High resolution Mass Spectrometry for multi-allergen detection in processed foods: targeted vs untargeted approach

Mass spectrometry (MS) has played a pivotal role in proteomic research being the election method for protein identification in complex mixtures. In the last decade, the MS-based proteomic approaches have demonstrated to be a valuable confirmatory tool for allergen contamination management [1]. Our research group, actively contributed to such field developing label-free quantitative methods for the multiple allergen detection in several food matrices based on both low and high-resolution mass spectrometers [2-8]. Thanks to the advances provided by last-generation high resolution mass spectrometers (HR-MS) based on OrbitrapTM technology very high selectivity and sensitivity were achieved by the developed methods. In the present communication, performance provided by a hybrid quadrupole-OrbitrapTM MS platform will be presented. In particular, different acquisition modes were compared: Full-MS acquisition, targeted-Selected Ion Monitoring with data-dependent fragmentation (t-SIM/dd2) and Parallel Reaction Monitoring (PRM). The different acquisition modes were tested towards the detection of specific peptide markers arising from five different allergenic ingredients (milk, egg, soy, hazelnut, peanut) in home-made incurred cookies, selected as model processed matrix.

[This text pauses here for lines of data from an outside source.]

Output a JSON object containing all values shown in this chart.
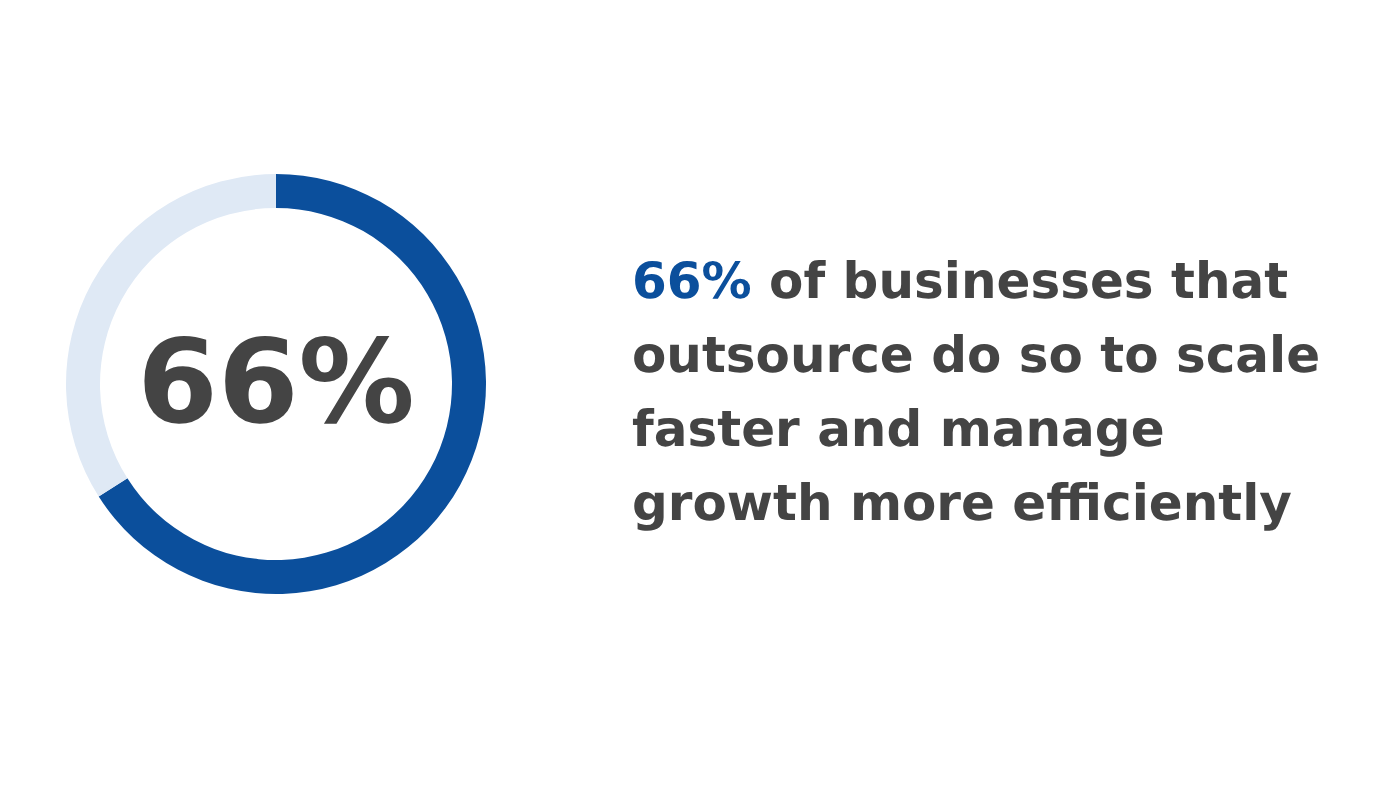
{
  "chart_data": {
    "type": "donut",
    "title": "66% of businesses that outsource do so to scale faster and manage growth more efficiently",
    "categories": [
      null,
      null
    ],
    "values": [
      66,
      34
    ],
    "colors": [
      "#0b4f9c",
      "#dfe9f5"
    ],
    "value_labels": [
      "66%",
      null
    ]
  }
}
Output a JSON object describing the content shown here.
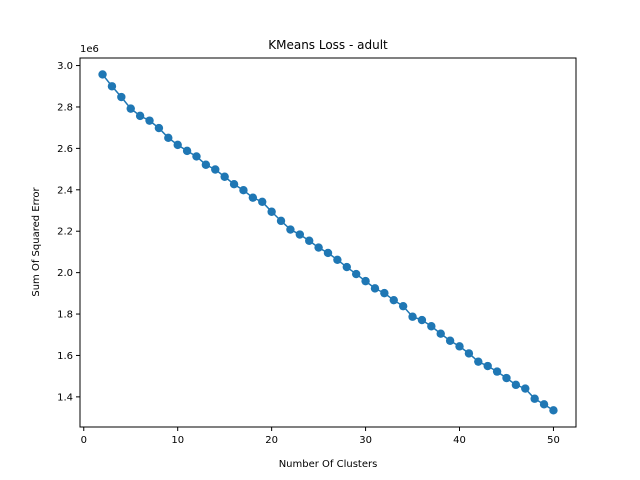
{
  "chart_data": {
    "type": "line",
    "title": "KMeans Loss - adult",
    "xlabel": "Number Of Clusters",
    "ylabel": "Sum Of Squared Error",
    "y_offset_label": "1e6",
    "xlim": [
      -0.4,
      52.4
    ],
    "ylim": [
      1.2545,
      3.0365
    ],
    "xticks": [
      0,
      10,
      20,
      30,
      40,
      50
    ],
    "xtick_labels": [
      "0",
      "10",
      "20",
      "30",
      "40",
      "50"
    ],
    "yticks": [
      1.4,
      1.6,
      1.8,
      2.0,
      2.2,
      2.4,
      2.6,
      2.8,
      3.0
    ],
    "ytick_labels": [
      "1.4",
      "1.6",
      "1.8",
      "2.0",
      "2.2",
      "2.4",
      "2.6",
      "2.8",
      "3.0"
    ],
    "grid": false,
    "marker": "circle",
    "color": "#1f77b4",
    "x": [
      2,
      3,
      4,
      5,
      6,
      7,
      8,
      9,
      10,
      11,
      12,
      13,
      14,
      15,
      16,
      17,
      18,
      19,
      20,
      21,
      22,
      23,
      24,
      25,
      26,
      27,
      28,
      29,
      30,
      31,
      32,
      33,
      34,
      35,
      36,
      37,
      38,
      39,
      40,
      41,
      42,
      43,
      44,
      45,
      46,
      47,
      48,
      49,
      50
    ],
    "y": [
      2.957,
      2.9,
      2.848,
      2.792,
      2.757,
      2.734,
      2.698,
      2.651,
      2.617,
      2.588,
      2.561,
      2.521,
      2.498,
      2.463,
      2.427,
      2.398,
      2.362,
      2.342,
      2.294,
      2.25,
      2.208,
      2.184,
      2.154,
      2.121,
      2.095,
      2.062,
      2.027,
      1.993,
      1.959,
      1.924,
      1.901,
      1.867,
      1.838,
      1.787,
      1.771,
      1.741,
      1.705,
      1.671,
      1.644,
      1.61,
      1.57,
      1.549,
      1.522,
      1.491,
      1.458,
      1.44,
      1.391,
      1.364,
      1.335
    ]
  }
}
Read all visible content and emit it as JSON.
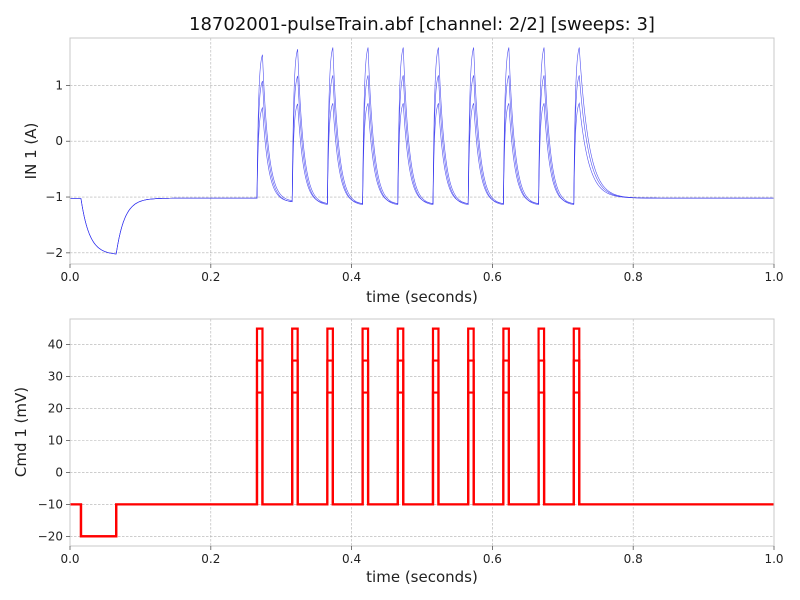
{
  "chart_data": [
    {
      "type": "line",
      "title": "18702001-pulseTrain.abf [channel: 2/2] [sweeps: 3]",
      "xlabel": "time (seconds)",
      "ylabel": "IN 1 (A)",
      "xlim": [
        0,
        1.0
      ],
      "ylim": [
        -2.2,
        1.85
      ],
      "xticks": [
        "0.0",
        "0.2",
        "0.4",
        "0.6",
        "0.8",
        "1.0"
      ],
      "yticks": [
        "−2",
        "−1",
        "0",
        "1"
      ],
      "xtick_values": [
        0,
        0.2,
        0.4,
        0.6,
        0.8,
        1.0
      ],
      "ytick_values": [
        -2,
        -1,
        0,
        1
      ],
      "grid": true,
      "color": "#3333ee",
      "baseline": -1.02,
      "pre_step": {
        "x": [
          0.0,
          0.0156
        ],
        "value": -1.03
      },
      "hyperpolarizing_step": {
        "x": [
          0.0156,
          0.0656
        ],
        "trough": -2.02
      },
      "pulse_onsets": [
        0.2656,
        0.3156,
        0.3656,
        0.4156,
        0.4656,
        0.5156,
        0.5656,
        0.6156,
        0.6656,
        0.7156
      ],
      "pulse_width": 0.0078,
      "series": [
        {
          "peaks": [
            1.55,
            1.65,
            1.68,
            1.68,
            1.68,
            1.68,
            1.68,
            1.68,
            1.68,
            1.68
          ],
          "troughs": [
            -0.72,
            -0.75,
            -0.75,
            -0.75,
            -0.75,
            -0.75,
            -0.75,
            -0.75,
            -0.75,
            -0.75
          ]
        },
        {
          "peaks": [
            1.08,
            1.17,
            1.18,
            1.18,
            1.18,
            1.18,
            1.18,
            1.18,
            1.18,
            1.18
          ],
          "troughs": [
            -0.8,
            -0.83,
            -0.83,
            -0.83,
            -0.83,
            -0.83,
            -0.83,
            -0.83,
            -0.83,
            -0.83
          ]
        },
        {
          "peaks": [
            0.6,
            0.67,
            0.68,
            0.68,
            0.68,
            0.68,
            0.68,
            0.68,
            0.68,
            0.68
          ],
          "troughs": [
            -0.86,
            -0.88,
            -0.88,
            -0.88,
            -0.88,
            -0.88,
            -0.88,
            -0.88,
            -0.88,
            -0.88
          ]
        }
      ]
    },
    {
      "type": "line",
      "title": "",
      "xlabel": "time (seconds)",
      "ylabel": "Cmd 1 (mV)",
      "xlim": [
        0,
        1.0
      ],
      "ylim": [
        -23,
        48
      ],
      "xticks": [
        "0.0",
        "0.2",
        "0.4",
        "0.6",
        "0.8",
        "1.0"
      ],
      "yticks": [
        "−20",
        "−10",
        "0",
        "10",
        "20",
        "30",
        "40"
      ],
      "xtick_values": [
        0,
        0.2,
        0.4,
        0.6,
        0.8,
        1.0
      ],
      "ytick_values": [
        -20,
        -10,
        0,
        10,
        20,
        30,
        40
      ],
      "grid": true,
      "color": "#ff0000",
      "holding": -10,
      "step": {
        "x": [
          0.0156,
          0.0656
        ],
        "value": -20
      },
      "pulse_onsets": [
        0.2656,
        0.3156,
        0.3656,
        0.4156,
        0.4656,
        0.5156,
        0.5656,
        0.6156,
        0.6656,
        0.7156
      ],
      "pulse_width": 0.0078,
      "series": [
        {
          "pulse_level": 25
        },
        {
          "pulse_level": 35
        },
        {
          "pulse_level": 45
        }
      ]
    }
  ]
}
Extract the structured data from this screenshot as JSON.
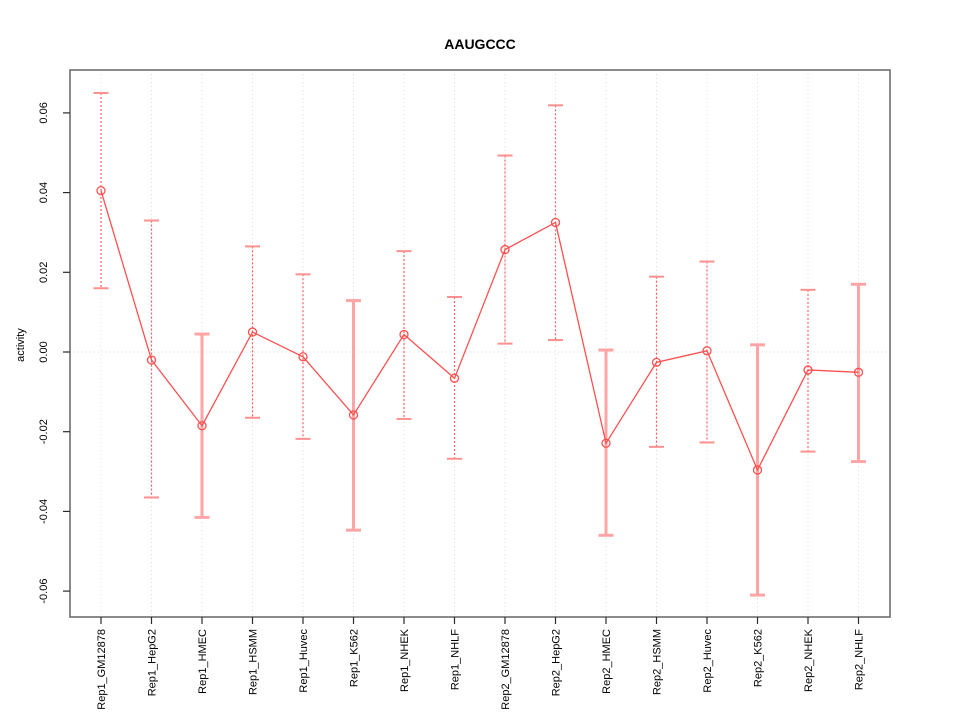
{
  "chart_data": {
    "type": "line",
    "title": "AAUGCCC",
    "xlabel": "",
    "ylabel": "activity",
    "legend": "none",
    "grid": "dotted vertical gridline at each category; dotted horizontal line at y=0",
    "ylim": [
      -0.0665,
      0.0705
    ],
    "yticks": [
      -0.06,
      -0.04,
      -0.02,
      0,
      0.02,
      0.04,
      0.06
    ],
    "ytick_labels": [
      "-0.06",
      "-0.04",
      "-0.02",
      "0.00",
      "0.02",
      "0.04",
      "0.06"
    ],
    "marker": "open-circle",
    "points": [
      {
        "label": "Rep1_GM12878",
        "value": 0.0405,
        "ci_low": 0.016,
        "ci_high": 0.065,
        "bar_style": "thin"
      },
      {
        "label": "Rep1_HepG2",
        "value": -0.002,
        "ci_low": -0.0365,
        "ci_high": 0.033,
        "bar_style": "thin"
      },
      {
        "label": "Rep1_HMEC",
        "value": -0.0185,
        "ci_low": -0.0415,
        "ci_high": 0.0045,
        "bar_style": "thick"
      },
      {
        "label": "Rep1_HSMM",
        "value": 0.005,
        "ci_low": -0.0165,
        "ci_high": 0.0265,
        "bar_style": "thin"
      },
      {
        "label": "Rep1_Huvec",
        "value": -0.0012,
        "ci_low": -0.0218,
        "ci_high": 0.0195,
        "bar_style": "thin"
      },
      {
        "label": "Rep1_K562",
        "value": -0.0158,
        "ci_low": -0.0447,
        "ci_high": 0.0129,
        "bar_style": "thick"
      },
      {
        "label": "Rep1_NHEK",
        "value": 0.0044,
        "ci_low": -0.0168,
        "ci_high": 0.0253,
        "bar_style": "thin"
      },
      {
        "label": "Rep1_NHLF",
        "value": -0.0066,
        "ci_low": -0.0268,
        "ci_high": 0.0138,
        "bar_style": "thin"
      },
      {
        "label": "Rep2_GM12878",
        "value": 0.0257,
        "ci_low": 0.0021,
        "ci_high": 0.0493,
        "bar_style": "thin"
      },
      {
        "label": "Rep2_HepG2",
        "value": 0.0325,
        "ci_low": 0.003,
        "ci_high": 0.0619,
        "bar_style": "thin"
      },
      {
        "label": "Rep2_HMEC",
        "value": -0.0229,
        "ci_low": -0.046,
        "ci_high": 0.0005,
        "bar_style": "thick"
      },
      {
        "label": "Rep2_HSMM",
        "value": -0.0026,
        "ci_low": -0.0238,
        "ci_high": 0.0189,
        "bar_style": "thin"
      },
      {
        "label": "Rep2_Huvec",
        "value": 0.0003,
        "ci_low": -0.0227,
        "ci_high": 0.0227,
        "bar_style": "thin"
      },
      {
        "label": "Rep2_K562",
        "value": -0.0296,
        "ci_low": -0.061,
        "ci_high": 0.0018,
        "bar_style": "thick"
      },
      {
        "label": "Rep2_NHEK",
        "value": -0.0045,
        "ci_low": -0.025,
        "ci_high": 0.0156,
        "bar_style": "thin"
      },
      {
        "label": "Rep2_NHLF",
        "value": -0.0051,
        "ci_low": -0.0275,
        "ci_high": 0.017,
        "bar_style": "thick"
      }
    ],
    "colors": {
      "line": "#ff5050",
      "marker": "#ff5050",
      "error_bar_thin": "#ff5f5f",
      "error_bar_thin_cap": "#ff9090",
      "error_bar_thick": "#ffa5a5",
      "grid": "#dbdbdb",
      "box": "#6e6e6e",
      "tick": "#2b2b2b",
      "text": "#000000",
      "background": "#ffffff"
    }
  }
}
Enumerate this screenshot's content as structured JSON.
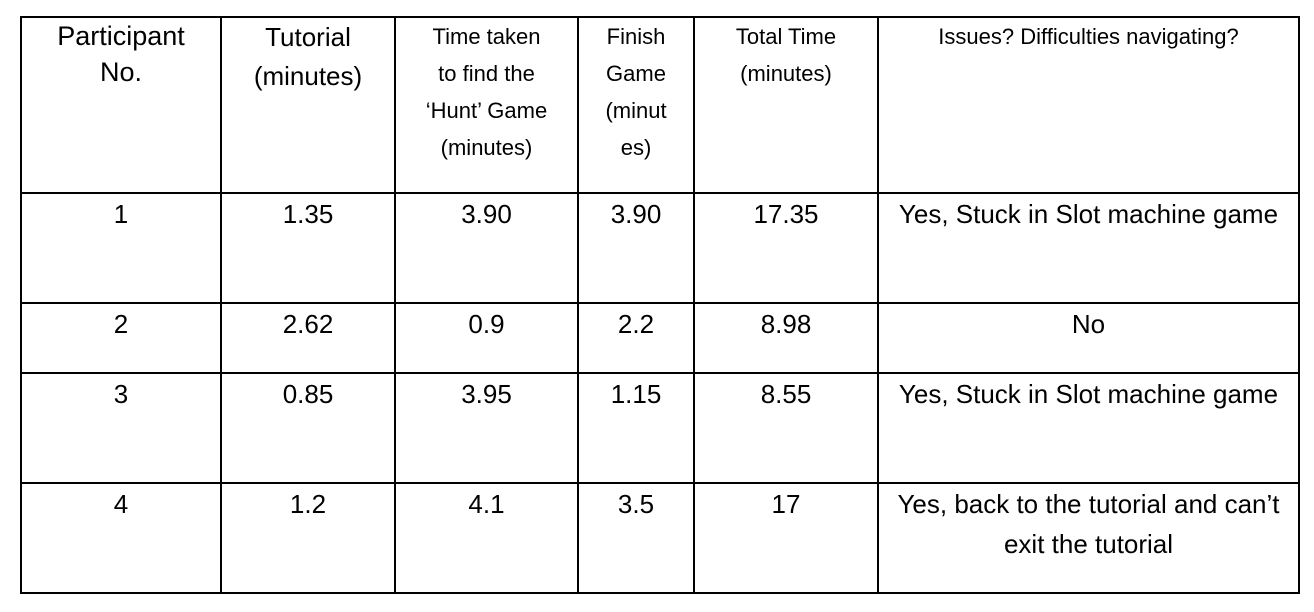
{
  "headers": [
    "Participant\nNo.",
    "Tutorial\n(minutes)",
    "Time taken\nto find the\n‘Hunt’ Game\n(minutes)",
    "Finish\nGame\n(minut\nes)",
    "Total Time\n(minutes)",
    "Issues? Difficulties navigating?"
  ],
  "rows": [
    {
      "participant": "1",
      "tutorial": "1.35",
      "hunt": "3.90",
      "finish": "3.90",
      "total": "17.35",
      "issues": "Yes, Stuck in Slot machine game"
    },
    {
      "participant": "2",
      "tutorial": "2.62",
      "hunt": "0.9",
      "finish": "2.2",
      "total": "8.98",
      "issues": "No"
    },
    {
      "participant": "3",
      "tutorial": "0.85",
      "hunt": "3.95",
      "finish": "1.15",
      "total": "8.55",
      "issues": "Yes, Stuck in Slot machine game"
    },
    {
      "participant": "4",
      "tutorial": "1.2",
      "hunt": "4.1",
      "finish": "3.5",
      "total": "17",
      "issues": "Yes, back to the tutorial and can’t exit the tutorial"
    }
  ]
}
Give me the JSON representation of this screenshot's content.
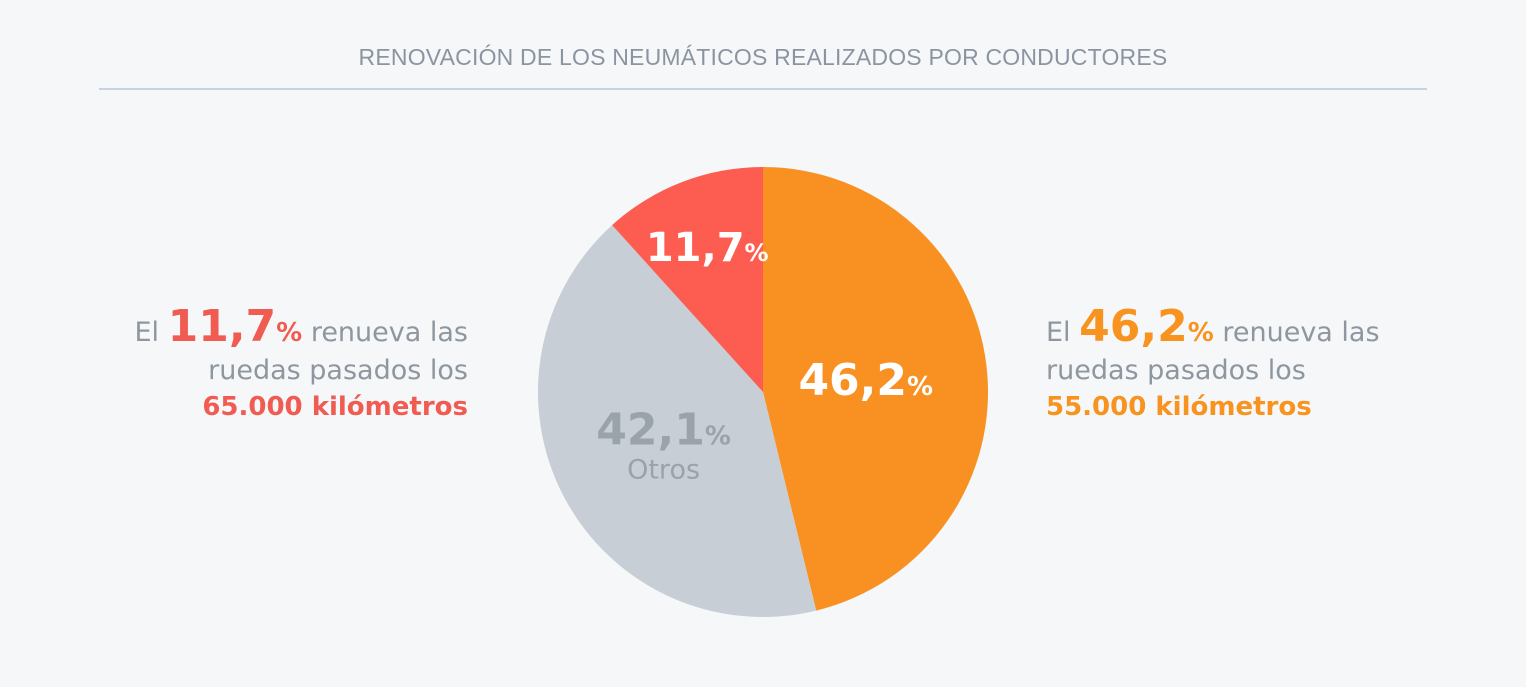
{
  "title": "RENOVACIÓN DE LOS NEUMÁTICOS REALIZADOS POR CONDUCTORES",
  "colors": {
    "red": "#fd5c50",
    "orange": "#f89122",
    "gray": "#c8ced5",
    "grayText": "#9aa2aa",
    "labelText": "#8e979f"
  },
  "left_callout": {
    "prefix": "El ",
    "value": "11,7",
    "pct": "%",
    "line1_suffix": " renueva las",
    "line2": "ruedas pasados los",
    "line3": "65.000 kilómetros"
  },
  "right_callout": {
    "prefix": "El ",
    "value": "46,2",
    "pct": "%",
    "line1_suffix": " renueva las",
    "line2": "ruedas pasados los",
    "line3": "55.000 kilómetros"
  },
  "chart_data": {
    "type": "pie",
    "title": "RENOVACIÓN DE LOS NEUMÁTICOS REALIZADOS POR CONDUCTORES",
    "slices": [
      {
        "label": "",
        "value": 46.2,
        "display": "46,2",
        "color": "#f89122",
        "text_color": "#ffffff"
      },
      {
        "label": "Otros",
        "value": 42.1,
        "display": "42,1",
        "color": "#c8ced5",
        "text_color": "#9aa2aa"
      },
      {
        "label": "",
        "value": 11.7,
        "display": "11,7",
        "color": "#fd5c50",
        "text_color": "#ffffff"
      }
    ],
    "unit": "%"
  }
}
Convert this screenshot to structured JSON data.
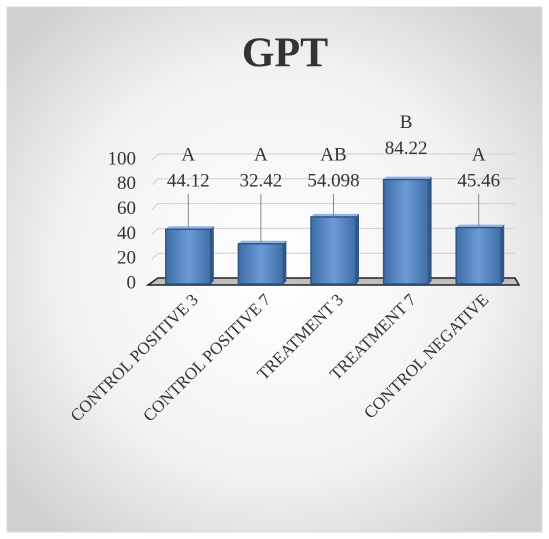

In order to challenge the HR-MS platform, the sample pretreatment was kept as simply as possible, limited to a 30 min protein extraction followed by quick purification based on size exclusion chromatography by disposable cartridges. The three acquisition modes were independently optimized and compared in term of sensitivity, by means of ad-hoc calibration curves. In addition, performances provided by such hybrid HR-MS platform were compared with an optimized HPLC-ESI-SRM method we recently developed based on linear ion trap MS spectrometer [7] for the same kind of processed food matrix.